What Not to Do:
Advice From STAN Investors to Startups
Here are some key takeaways on what not to do when pitching your startup idea to investors, based on the insights shared by our guest speakers during a recent info meeting prior to the 12th STAN Pitching session.

These successful founders, entrepreneurs, and investors provide valuable advice to help you attract the right investor for your startup.

Jesus Lozano (Chus Jan), EU Senior Expert on Digital Economy and Digital Transformation, ICT Ecosystem Builder, Business Angel & Advisor

Suren Aloyan, Co-Founder & CEO of PopUp School Ed Tech Company, Founding President & CEO of Dasaran Ed Tech Company

Vahag Karayan, STAN angel, Co-Founder & CEO of BrandLens Inc, Former NASA System Engineer, and entertainment industry executive
Mistakes to avoid in selecting an angel investor

Chus Jan emphasizes the importance of understanding investors and knowing what they want to hear. This includes being well-prepared with financial projections and identifying potential obstacles. It's crucial to come up with traction and a clear marketing strategy. Additionally, Chus mentions the scarcity of investors in Armenia who truly understand the field.

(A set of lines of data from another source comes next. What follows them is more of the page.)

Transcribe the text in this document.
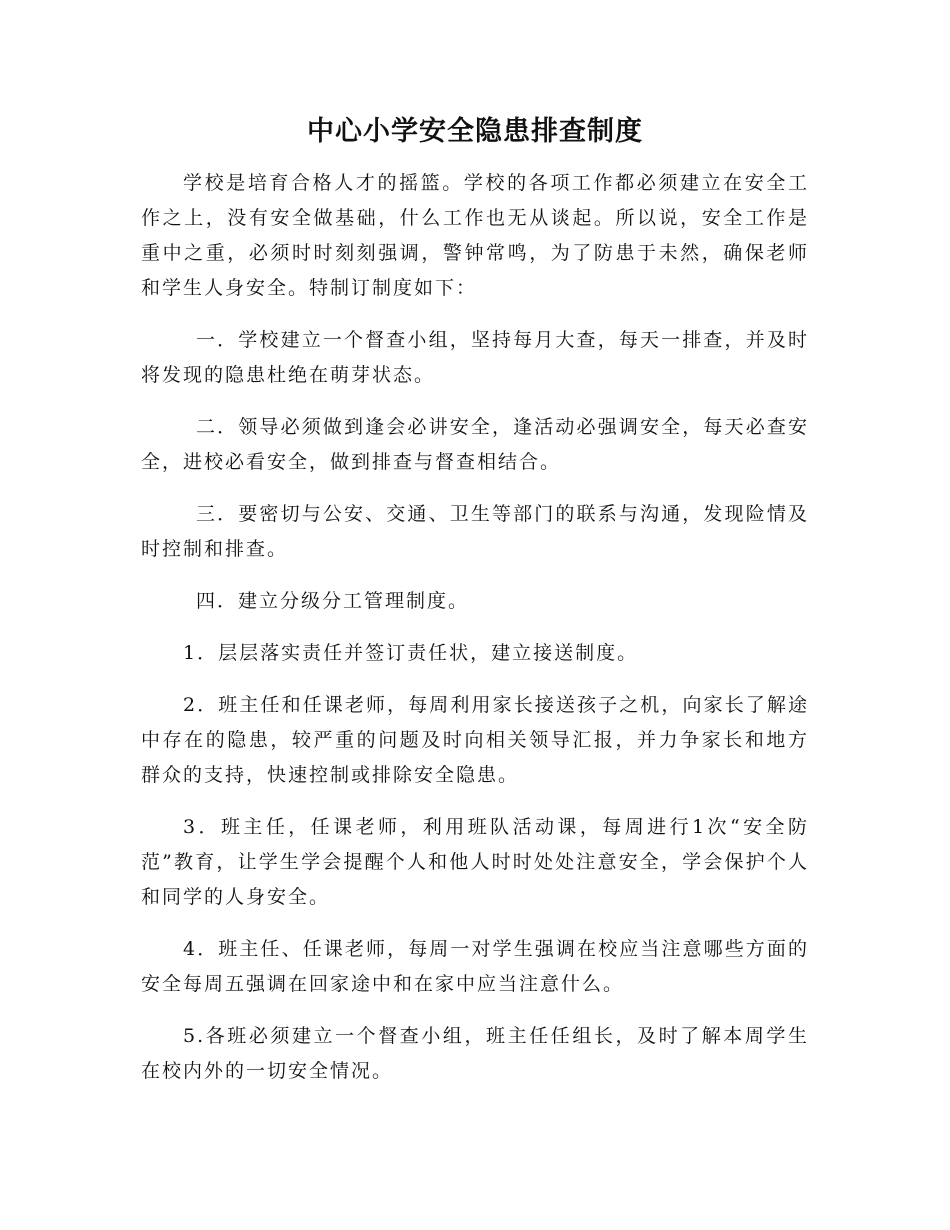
中心小学安全隐患排查制度

学校是培育合格人才的摇篮。学校的各项工作都必须建立在安全工作之上，没有安全做基础，什么工作也无从谈起。所以说，安全工作是重中之重，必须时时刻刻强调，警钟常鸣，为了防患于未然，确保老师和学生人身安全。特制订制度如下：

一．学校建立一个督查小组，坚持每月大查，每天一排查，并及时将发现的隐患杜绝在萌芽状态。

二．领导必须做到逢会必讲安全，逢活动必强调安全，每天必查安全，进校必看安全，做到排查与督查相结合。

三．要密切与公安、交通、卫生等部门的联系与沟通，发现险情及时控制和排查。

四．建立分级分工管理制度。

1．层层落实责任并签订责任状，建立接送制度。

2．班主任和任课老师，每周利用家长接送孩子之机，向家长了解途中存在的隐患，较严重的问题及时向相关领导汇报，并力争家长和地方群众的支持，快速控制或排除安全隐患。

3．班主任，任课老师，利用班队活动课，每周进行1次“安全防范”教育，让学生学会提醒个人和他人时时处处注意安全，学会保护个人和同学的人身安全。

4．班主任、任课老师，每周一对学生强调在校应当注意哪些方面的安全每周五强调在回家途中和在家中应当注意什么。

5.各班必须建立一个督查小组，班主任任组长，及时了解本周学生在校内外的一切安全情况。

Suren Aloyan advises that angel investors should be individuals who share your vision and mission, demonstrating their dedication and support. Research the startups the angel has previously invested in and inquire about their reasons for wanting to be involved with your venture.
How not to value your startup

Chus highlights that valuation varies among investors and depends on the stage of your startup. It's essential to choose the appropriate instrument or tool, such as a convertible note or partnership agreement, for each investor.

Vahag Karayan shares his opinion that if the idea and founding team are strong, the valuation can be agreed upon.
Common pitfalls in building financial models for your startup

Chus recommends having someone with financial expertise on your team to manage investments if you lack knowledge in financial models. In any case, he advises against going more than 6 to 8 months without sales or proof of concept.

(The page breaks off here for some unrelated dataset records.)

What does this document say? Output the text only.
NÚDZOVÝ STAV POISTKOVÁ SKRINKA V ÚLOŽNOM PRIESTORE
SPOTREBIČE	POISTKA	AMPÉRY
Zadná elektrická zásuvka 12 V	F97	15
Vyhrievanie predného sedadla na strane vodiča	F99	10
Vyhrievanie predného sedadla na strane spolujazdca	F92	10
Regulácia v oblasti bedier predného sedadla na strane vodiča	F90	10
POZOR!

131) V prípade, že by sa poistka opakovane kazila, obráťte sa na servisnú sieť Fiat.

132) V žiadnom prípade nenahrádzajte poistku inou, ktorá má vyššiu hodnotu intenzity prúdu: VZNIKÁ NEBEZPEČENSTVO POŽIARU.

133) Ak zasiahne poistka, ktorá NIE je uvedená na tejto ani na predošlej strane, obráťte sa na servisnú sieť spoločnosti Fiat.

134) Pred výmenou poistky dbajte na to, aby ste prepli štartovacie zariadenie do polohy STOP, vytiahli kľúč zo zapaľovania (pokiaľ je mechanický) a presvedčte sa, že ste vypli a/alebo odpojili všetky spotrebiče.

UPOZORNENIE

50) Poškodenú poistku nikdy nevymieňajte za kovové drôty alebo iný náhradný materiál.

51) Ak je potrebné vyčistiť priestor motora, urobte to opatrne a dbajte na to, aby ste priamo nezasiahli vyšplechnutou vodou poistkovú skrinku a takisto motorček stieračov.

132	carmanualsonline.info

Vahag emphasizes that Armenian startups often struggle to understand the global market and financial trends. He suggests having a team member with an international background to provide valuable insights.
Mistakes to avoid when choosing the founding team

Vahag suggests that founders in Armenia should consider team members from Europe or the US to enhance diversity and strengthen the team, and to assess the weaknesses and strengths of the founding team, and bring in a co-founder who can complement them effectively.

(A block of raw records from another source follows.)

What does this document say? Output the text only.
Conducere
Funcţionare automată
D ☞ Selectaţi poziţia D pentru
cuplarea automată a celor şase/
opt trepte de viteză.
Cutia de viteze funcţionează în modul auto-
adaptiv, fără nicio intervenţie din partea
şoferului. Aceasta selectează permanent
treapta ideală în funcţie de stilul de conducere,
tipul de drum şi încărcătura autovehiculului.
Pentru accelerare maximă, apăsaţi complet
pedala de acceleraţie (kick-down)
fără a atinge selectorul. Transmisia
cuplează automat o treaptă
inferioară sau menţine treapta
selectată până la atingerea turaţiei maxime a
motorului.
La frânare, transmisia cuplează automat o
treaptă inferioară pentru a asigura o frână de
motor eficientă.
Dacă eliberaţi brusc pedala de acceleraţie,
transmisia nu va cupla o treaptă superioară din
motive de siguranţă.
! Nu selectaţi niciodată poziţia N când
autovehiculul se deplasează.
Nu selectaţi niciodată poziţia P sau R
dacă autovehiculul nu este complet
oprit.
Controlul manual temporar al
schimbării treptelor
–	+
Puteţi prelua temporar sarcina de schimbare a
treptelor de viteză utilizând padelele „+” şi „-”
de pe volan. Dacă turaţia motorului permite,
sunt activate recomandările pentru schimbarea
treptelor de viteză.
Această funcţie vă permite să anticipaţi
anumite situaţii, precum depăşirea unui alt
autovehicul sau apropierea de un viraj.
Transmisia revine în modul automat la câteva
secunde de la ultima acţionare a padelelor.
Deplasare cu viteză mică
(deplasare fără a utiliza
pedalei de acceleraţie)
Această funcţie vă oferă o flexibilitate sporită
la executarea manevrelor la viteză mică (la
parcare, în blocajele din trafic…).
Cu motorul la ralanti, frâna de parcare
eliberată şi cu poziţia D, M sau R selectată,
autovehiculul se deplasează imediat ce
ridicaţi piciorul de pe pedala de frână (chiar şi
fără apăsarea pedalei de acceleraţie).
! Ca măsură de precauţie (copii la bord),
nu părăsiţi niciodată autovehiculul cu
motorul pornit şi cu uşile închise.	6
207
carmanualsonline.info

Chus evaluates the soft skills (problem-solving, communication) as well as the hard skills and knowledge of the founding team. Factors like network, customer relationships, and experience are also considered, along with the attitude of team members.

Suren chooses individuals who share his vision and are mission-oriented. He creates an environment where they feel like true startup enthusiasts working towards achieving results.
What not to do when pitching your startup

Chus emphasizes the importance of establishing connections on intellectual, emotional, and ethical levels. He also suggests asking yourself important questions during the pitch, such as whether your solution solves a problem, if you have expertise in finance, and if you are generating traction. Remember, business angels invest in growth opportunities.

Vahag advises being confident, enthusiastic, and a good listener during your pitch. Reflect on feedback and address questions appropriately.

Suren highlights the significance of understanding psychology when dealing with potential investors. Adapt your pitch by taking notes and continuously improving it. Focus on describing the problem and selling your vision. Sometimes, you may need to educate people about the demand for your product or service.
Final advice for startup founders

Chus encourages startups to fail fast and fail cheap, recognizing that time is limited in the startup world.

Suren mentions the need to be comfortable with uncertainty and willing to take risks, even if they seem daunting, and to do what others aren’t willing to.

Vahag emphasizes the importance of working through uncertainty to increase the chances of success before depleting all your funds.

By taking note of these insights, you can avoid common pitfalls and improve your chances of pitching your startup successfully to investors.